Kindergartens, like most enterprises, need capital and labour. The capital pays for the buildings, equipment and so on, and provides cover for “rainy days” when costs exceed revenue. The labour at a kindergarten is mainly teaching but people also work on administration, cleaning and maintenance.
Ms Mitchell is right that if the people who contributed capital were not paid for it then more could be spent on educating the children.
Yet the same is true of those who provide labour. Imagine a kindergarten with four teachers. If they all took a 20 per cent pay cut, they could hire a fifth teacher on the same pay and give more attention to each child. If they worked for nothing, they could hire even more extra teachers and pay for all sorts of other services that might benefit the children.
Why does Ms Mitchell not lament the fact that teachers are paid for supplying labour? Why is paying teachers not also “at odds with more community spirited aims to invest fully in the service itself”?
Excellent points by Dr Whyte. Why do they argue against a return on capital, yet for a return on labour.
Second, eliminating profit harms the intended beneficiaries: in this case, children receiving preschool education. A kindergarten that gets its capital from profit-seeking investors must provide a good service. If it doesn’t, parents will take their children elsewhere and profits will decline. If the kindergarten performs very poorly, it may even go out of business and lose its shareholders the money they invested. A privately owned kindergarten, like any privately owned enterprise, has a powerful commercial incentive to provide a good product or service.
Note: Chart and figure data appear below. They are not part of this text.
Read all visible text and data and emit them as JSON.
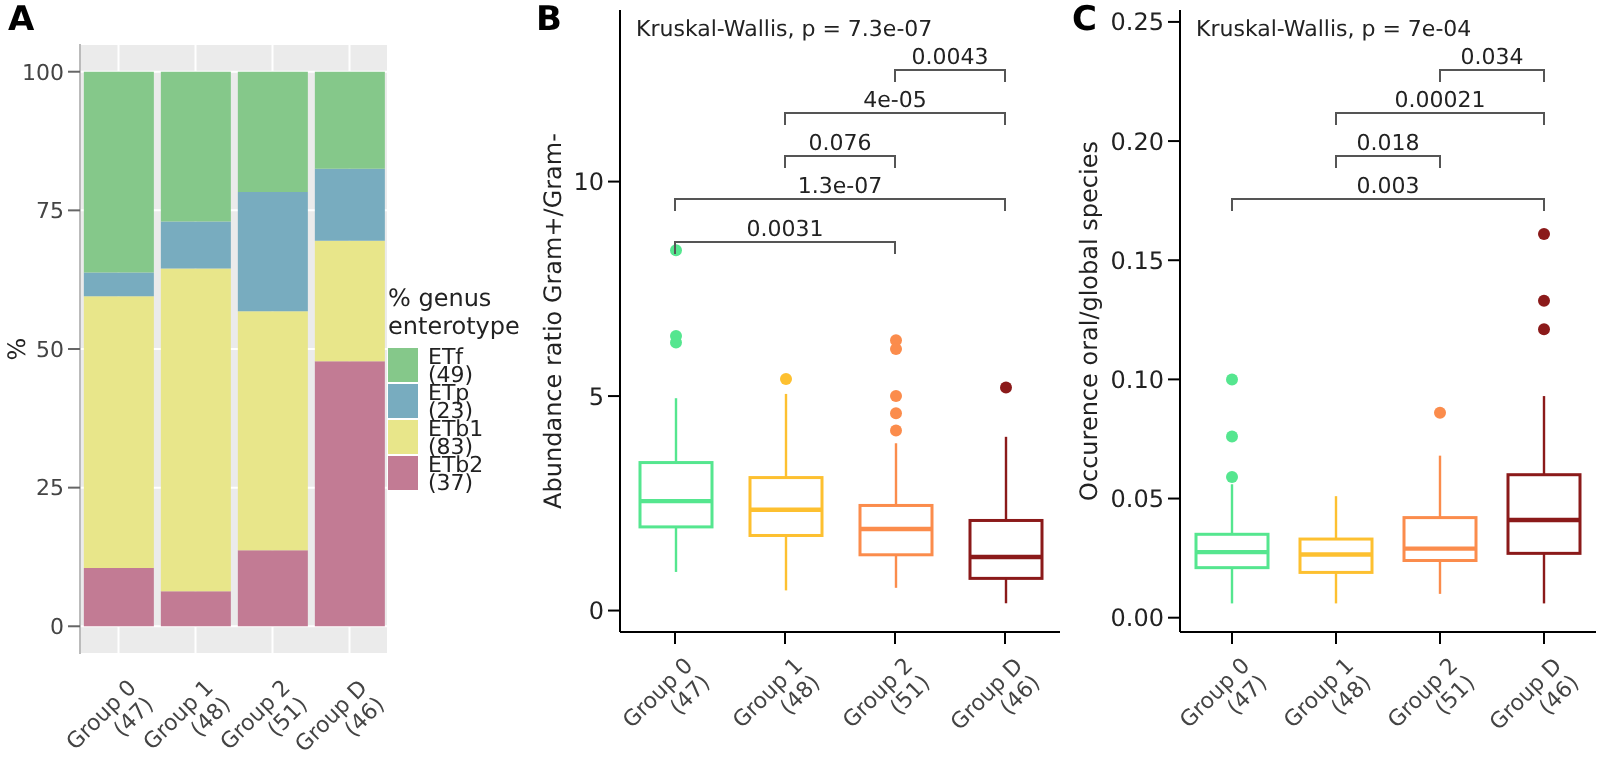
{
  "chart_data": [
    {
      "type": "bar",
      "title": "A",
      "ylabel": "%",
      "legend_title": "% genus enterotype",
      "categories": [
        "Group 0\n(47)",
        "Group 1\n(48)",
        "Group 2\n(51)",
        "Group D\n(46)"
      ],
      "stacked": true,
      "series": [
        {
          "name": "ETb2\n(37)",
          "color": "#c27b94",
          "values": [
            10.5,
            6.3,
            13.7,
            47.8
          ]
        },
        {
          "name": "ETb1\n(83)",
          "color": "#e8e68a",
          "values": [
            49,
            58.2,
            43.1,
            21.7
          ]
        },
        {
          "name": "ETp\n(23)",
          "color": "#78acbf",
          "values": [
            4.3,
            8.5,
            21.5,
            13
          ]
        },
        {
          "name": "ETf\n(49)",
          "color": "#85c88a",
          "values": [
            36.2,
            27,
            21.7,
            17.5
          ]
        }
      ],
      "ylim": [
        -5,
        105
      ],
      "yticks": [
        0,
        25,
        50,
        75,
        100
      ],
      "grid": true,
      "legend": "right"
    },
    {
      "type": "box",
      "title": "B",
      "ylabel": "Abundance ratio Gram+/Gram-",
      "categories": [
        "Group 0\n(47)",
        "Group 1\n(48)",
        "Group 2\n(51)",
        "Group D\n(46)"
      ],
      "colors": [
        "#55e68f",
        "#fdc030",
        "#fb8c4c",
        "#8b1a1a"
      ],
      "boxes": [
        {
          "low": 0.9,
          "q1": 1.95,
          "median": 2.55,
          "q3": 3.45,
          "high": 4.95,
          "outliers": [
            8.4,
            6.4,
            6.25
          ]
        },
        {
          "low": 0.47,
          "q1": 1.75,
          "median": 2.35,
          "q3": 3.1,
          "high": 5.05,
          "outliers": [
            5.4
          ]
        },
        {
          "low": 0.53,
          "q1": 1.3,
          "median": 1.9,
          "q3": 2.45,
          "high": 3.9,
          "outliers": [
            6.3,
            6.1,
            5.0,
            4.6,
            4.2
          ]
        },
        {
          "low": 0.17,
          "q1": 0.75,
          "median": 1.25,
          "q3": 2.1,
          "high": 4.05,
          "outliers": [
            5.2
          ]
        }
      ],
      "annotations": [
        "Kruskal-Wallis, p = 7.3e-07",
        "0.0031",
        "1.3e-07",
        "0.076",
        "4e-05",
        "0.0043"
      ],
      "ylim": [
        -0.5,
        14
      ],
      "yticks": [
        0,
        5,
        10
      ],
      "grid": false
    },
    {
      "type": "box",
      "title": "C",
      "ylabel": "Occurence oral/global species",
      "categories": [
        "Group 0\n(47)",
        "Group 1\n(48)",
        "Group 2\n(51)",
        "Group D\n(46)"
      ],
      "colors": [
        "#55e68f",
        "#fdc030",
        "#fb8c4c",
        "#8b1a1a"
      ],
      "boxes": [
        {
          "low": 0.006,
          "q1": 0.021,
          "median": 0.0275,
          "q3": 0.035,
          "high": 0.056,
          "outliers": [
            0.059,
            0.076,
            0.1
          ]
        },
        {
          "low": 0.006,
          "q1": 0.019,
          "median": 0.0265,
          "q3": 0.033,
          "high": 0.051
        },
        {
          "low": 0.01,
          "q1": 0.024,
          "median": 0.029,
          "q3": 0.042,
          "high": 0.068,
          "outliers": [
            0.086
          ]
        },
        {
          "low": 0.006,
          "q1": 0.027,
          "median": 0.041,
          "q3": 0.06,
          "high": 0.093,
          "outliers": [
            0.121,
            0.133,
            0.161
          ]
        }
      ],
      "annotations": [
        "Kruskal-Wallis, p = 7e-04",
        "0.003",
        "0.018",
        "0.00021",
        "0.034"
      ],
      "ylim": [
        -0.006,
        0.255
      ],
      "yticks": [
        {
          "value": 0,
          "label": "0.00"
        },
        {
          "value": 0.05,
          "label": "0.05"
        },
        {
          "value": 0.1,
          "label": "0.10"
        },
        {
          "value": 0.15,
          "label": "0.15"
        },
        {
          "value": 0.2,
          "label": "0.20"
        },
        {
          "value": 0.25,
          "label": "0.25"
        }
      ],
      "grid": false
    }
  ]
}
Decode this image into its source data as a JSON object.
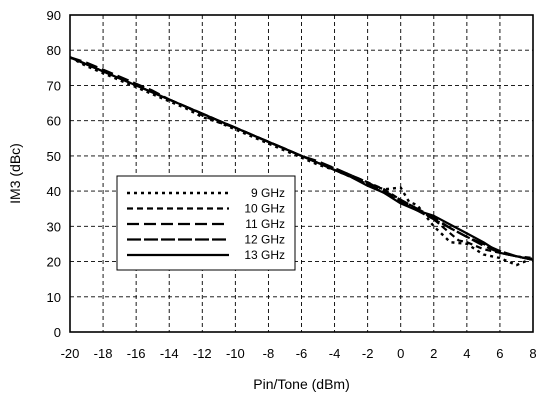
{
  "chart_data": {
    "type": "line",
    "title": "",
    "xlabel": "Pin/Tone (dBm)",
    "ylabel": "IM3 (dBc)",
    "xlim": [
      -20,
      8
    ],
    "ylim": [
      0,
      90
    ],
    "xticks": [
      -20,
      -18,
      -16,
      -14,
      -12,
      -10,
      -8,
      -6,
      -4,
      -2,
      0,
      2,
      4,
      6,
      8
    ],
    "yticks": [
      0,
      10,
      20,
      30,
      40,
      50,
      60,
      70,
      80,
      90
    ],
    "grid": true,
    "legend_position": "lower-left",
    "series": [
      {
        "name": "9 GHz",
        "style": "dotted",
        "x": [
          -20,
          -19,
          -18,
          -17,
          -16,
          -15,
          -14,
          -13,
          -12,
          -11,
          -10,
          -9,
          -8,
          -7,
          -6,
          -5,
          -4,
          -3,
          -2,
          -1,
          0,
          0.5,
          1,
          2,
          3,
          4,
          5,
          6,
          7,
          8
        ],
        "y": [
          78,
          75.5,
          73.5,
          71.5,
          69.5,
          67.5,
          65.5,
          63.5,
          61,
          59.5,
          57.5,
          55.5,
          53.5,
          51.5,
          49.5,
          47.5,
          46,
          44,
          42,
          40.5,
          41,
          37,
          36,
          30,
          25.5,
          25,
          22,
          21,
          19,
          21
        ]
      },
      {
        "name": "10 GHz",
        "style": "short-dash",
        "x": [
          -20,
          -19,
          -18,
          -17,
          -16,
          -15,
          -14,
          -13,
          -12,
          -11,
          -10,
          -9,
          -8,
          -7,
          -6,
          -5,
          -4,
          -3,
          -2,
          -1,
          0,
          1,
          2,
          3,
          3.5,
          4,
          5,
          6,
          7,
          8
        ],
        "y": [
          78,
          76,
          74,
          72,
          70,
          68,
          66,
          64,
          61.5,
          59.5,
          58,
          56,
          54,
          52,
          50,
          48,
          46.5,
          44.5,
          42.5,
          40.5,
          37.5,
          35,
          32,
          28,
          26,
          25.5,
          23.5,
          22.5,
          21.5,
          21
        ]
      },
      {
        "name": "11 GHz",
        "style": "long-dash",
        "x": [
          -20,
          -19,
          -18,
          -17,
          -16,
          -15,
          -14,
          -13,
          -12,
          -11,
          -10,
          -9,
          -8,
          -7,
          -6,
          -5,
          -4,
          -3,
          -2,
          -1,
          0,
          1,
          2,
          3,
          4,
          5,
          6,
          7,
          8
        ],
        "y": [
          78,
          76.5,
          74.5,
          72.5,
          70.5,
          68.5,
          66,
          64,
          62,
          60,
          58,
          56,
          54,
          52,
          50,
          48.5,
          46.5,
          44.5,
          42.5,
          40,
          37.5,
          35,
          32.5,
          29.5,
          27,
          24.5,
          22.5,
          21.5,
          20.5
        ]
      },
      {
        "name": "12 GHz",
        "style": "dash-gap",
        "x": [
          -20,
          -19,
          -18,
          -17,
          -16,
          -15,
          -14,
          -13,
          -12,
          -11,
          -10,
          -9,
          -8,
          -7,
          -6,
          -5,
          -4,
          -3,
          -2,
          -1,
          0,
          1,
          2,
          3,
          4,
          5,
          6,
          7,
          8
        ],
        "y": [
          78,
          76,
          74,
          72,
          70,
          68,
          66,
          64,
          62,
          60,
          58,
          56,
          54,
          52,
          50,
          48,
          46,
          44,
          42,
          39.5,
          37,
          34.5,
          32,
          29.5,
          27,
          25,
          23,
          21.5,
          20.5
        ]
      },
      {
        "name": "13 GHz",
        "style": "solid",
        "x": [
          -20,
          -19,
          -18,
          -17,
          -16,
          -15,
          -14,
          -13,
          -12,
          -11,
          -10,
          -9,
          -8,
          -7,
          -6,
          -5,
          -4,
          -3,
          -2,
          -1,
          0,
          1,
          2,
          3,
          4,
          5,
          6,
          7,
          8
        ],
        "y": [
          78,
          76,
          74,
          72,
          70,
          68,
          66,
          64,
          62,
          60,
          58,
          56,
          54,
          52,
          50,
          48,
          46,
          44,
          41.5,
          39.5,
          36.5,
          34.5,
          33,
          30.5,
          28,
          25.5,
          22.5,
          21.5,
          20.5
        ]
      }
    ]
  }
}
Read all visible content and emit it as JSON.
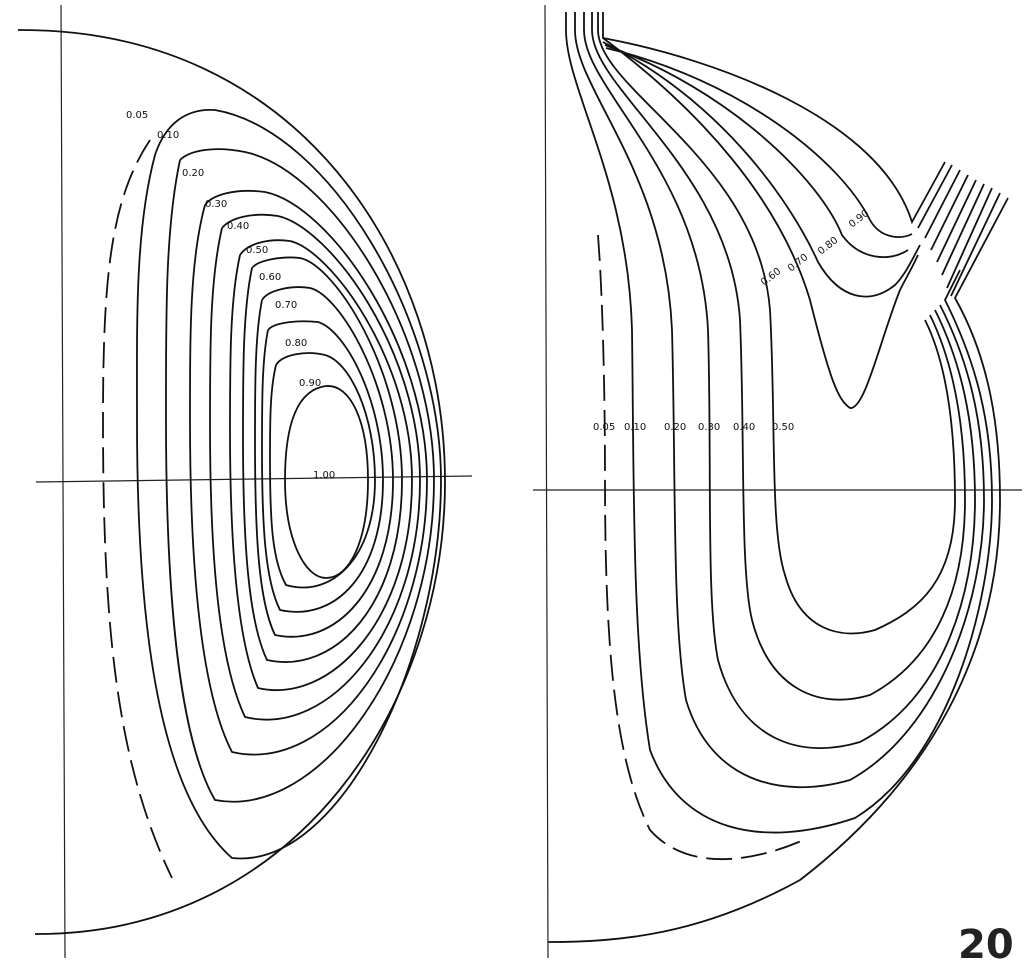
{
  "left_plot": {
    "labels": [
      "0.05",
      "0.10",
      "0.20",
      "0.30",
      "0.40",
      "0.50",
      "0.60",
      "0.70",
      "0.80",
      "0.90",
      "1.00"
    ]
  },
  "right_plot": {
    "row_labels": [
      "0.05",
      "0.10",
      "0.20",
      "0.30",
      "0.40",
      "0.50"
    ],
    "upper_labels": [
      "0.60",
      "0.70",
      "0.80",
      "0.90"
    ]
  },
  "page_number": "20"
}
Yep. Unlike at school level, pupils are not forced into their nearest school.
Ms Mitchell pointed to the insolvency of ABC, an Australian preschool company, as evidence against private ownership. This is the crowning glory of her confusion. That underperforming private firms are subject to insolvency is a virtue of private ownership, not a vice.
The same applies to charter schools. A charter school that fails will be closed down. State schools that fail get given more money.